Невзначай забрел он на кухню. А там — кто бы вы думали? — копошится жена. Бывает такое, знаете ли: заходит мужик на кухню, а там ему не лев и не волк, а всего-то навсего женушка. Успокаивается сразу мужик, радуется, что без волков обошлось, без козлов и красных командиров. С женой-то проще, жена — штука привычная.
— Накормить, Валера? — спросила женщина.
— Накорми, отчего не накормить человека, — вяло согласился Валера, волнительно дергая за конец майки.
— Переживаешь? — спросила жена.
— Переживаю, Света, — вздохнул он.
— А зачем? — спросила она.
— Жизнь, — коротко объяснил Валера.
— Ну понятно.
Опустился на табуретку. Табуретка — вещь надежная, в лес не убежит и в поле не утекает. Их надо беречь, табуретка — друг человека.
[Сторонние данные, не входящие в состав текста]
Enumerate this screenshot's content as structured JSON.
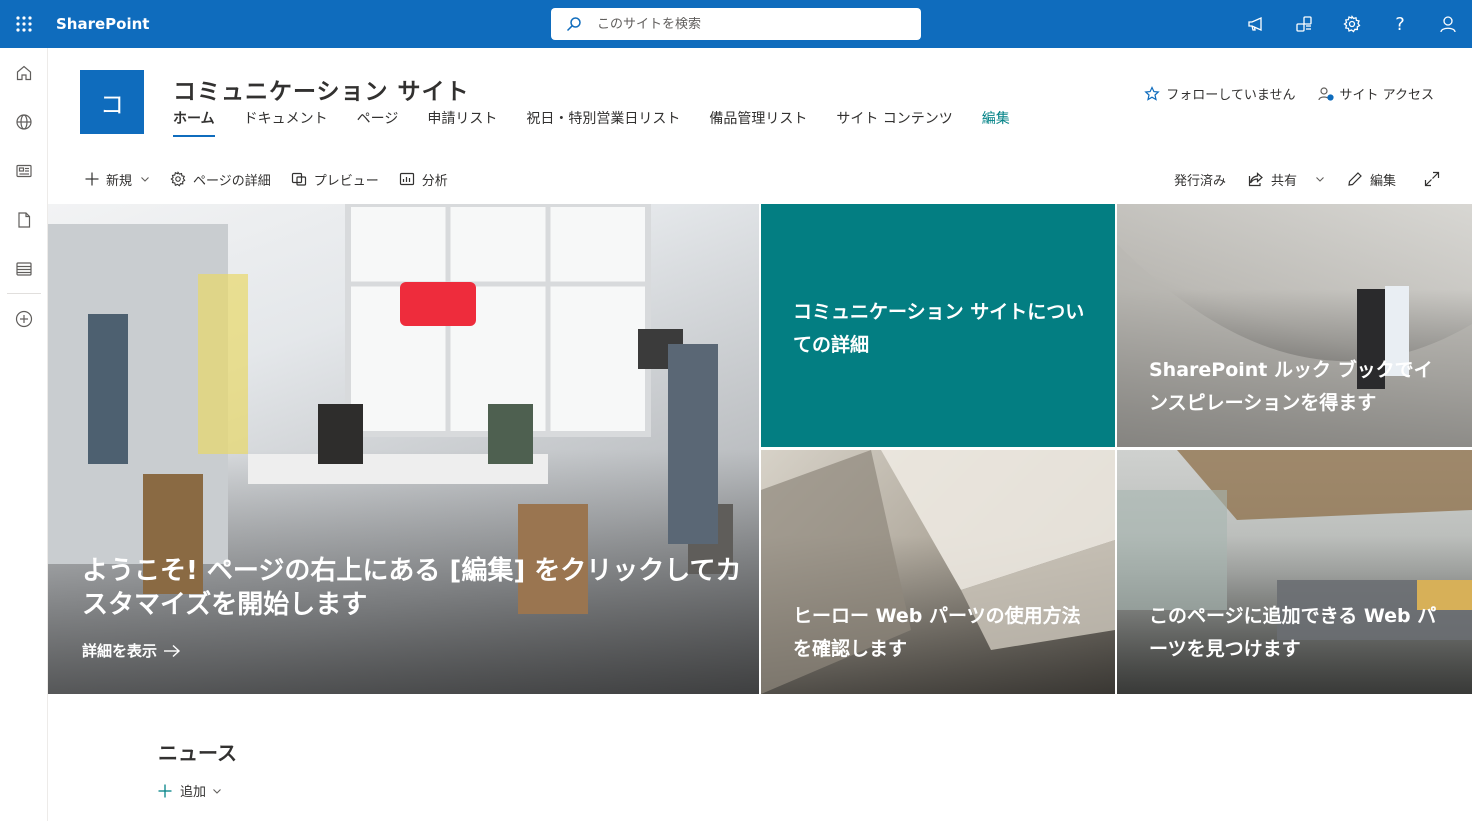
{
  "suite": {
    "app_name": "SharePoint",
    "search_placeholder": "このサイトを検索",
    "help_glyph": "?"
  },
  "site": {
    "logo_letter": "コ",
    "title": "コミュニケーション サイト",
    "nav": [
      {
        "label": "ホーム"
      },
      {
        "label": "ドキュメント"
      },
      {
        "label": "ページ"
      },
      {
        "label": "申請リスト"
      },
      {
        "label": "祝日・特別営業日リスト"
      },
      {
        "label": "備品管理リスト"
      },
      {
        "label": "サイト コンテンツ"
      },
      {
        "label": "編集"
      }
    ],
    "follow_label": "フォローしていません",
    "site_access_label": "サイト アクセス"
  },
  "commandbar": {
    "new_label": "新規",
    "page_details_label": "ページの詳細",
    "preview_label": "プレビュー",
    "analytics_label": "分析",
    "published_label": "発行済み",
    "share_label": "共有",
    "edit_label": "編集"
  },
  "hero": {
    "main_caption": "ようこそ! ページの右上にある [編集] をクリックしてカスタマイズを開始します",
    "main_link": "詳細を表示",
    "tiles": [
      {
        "caption": "コミュニケーション サイトについての詳細"
      },
      {
        "caption": "SharePoint ルック ブックでインスピレーションを得ます"
      },
      {
        "caption": "ヒーロー Web パーツの使用方法を確認します"
      },
      {
        "caption": "このページに追加できる Web パーツを見つけます"
      }
    ]
  },
  "news": {
    "title": "ニュース",
    "add_label": "追加"
  },
  "colors": {
    "suitebar": "#0f6cbd",
    "accent": "#0f6cbd",
    "teal_tile": "#037e82",
    "edit_link": "#038387"
  }
}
Света наливала чай, задумчиво и осторожно. Ни капельки ни разлила, умница. И бутерброды соорудила как надо, как питался ее Валера, с батоном и колбасой. Поставила перед ним заботливый ужин, подвинула солидную мужнину чашку: на четверть литра, не хухры-мухры. Знатным водохлебом слыл мужик и немало тем славился по окрестностям.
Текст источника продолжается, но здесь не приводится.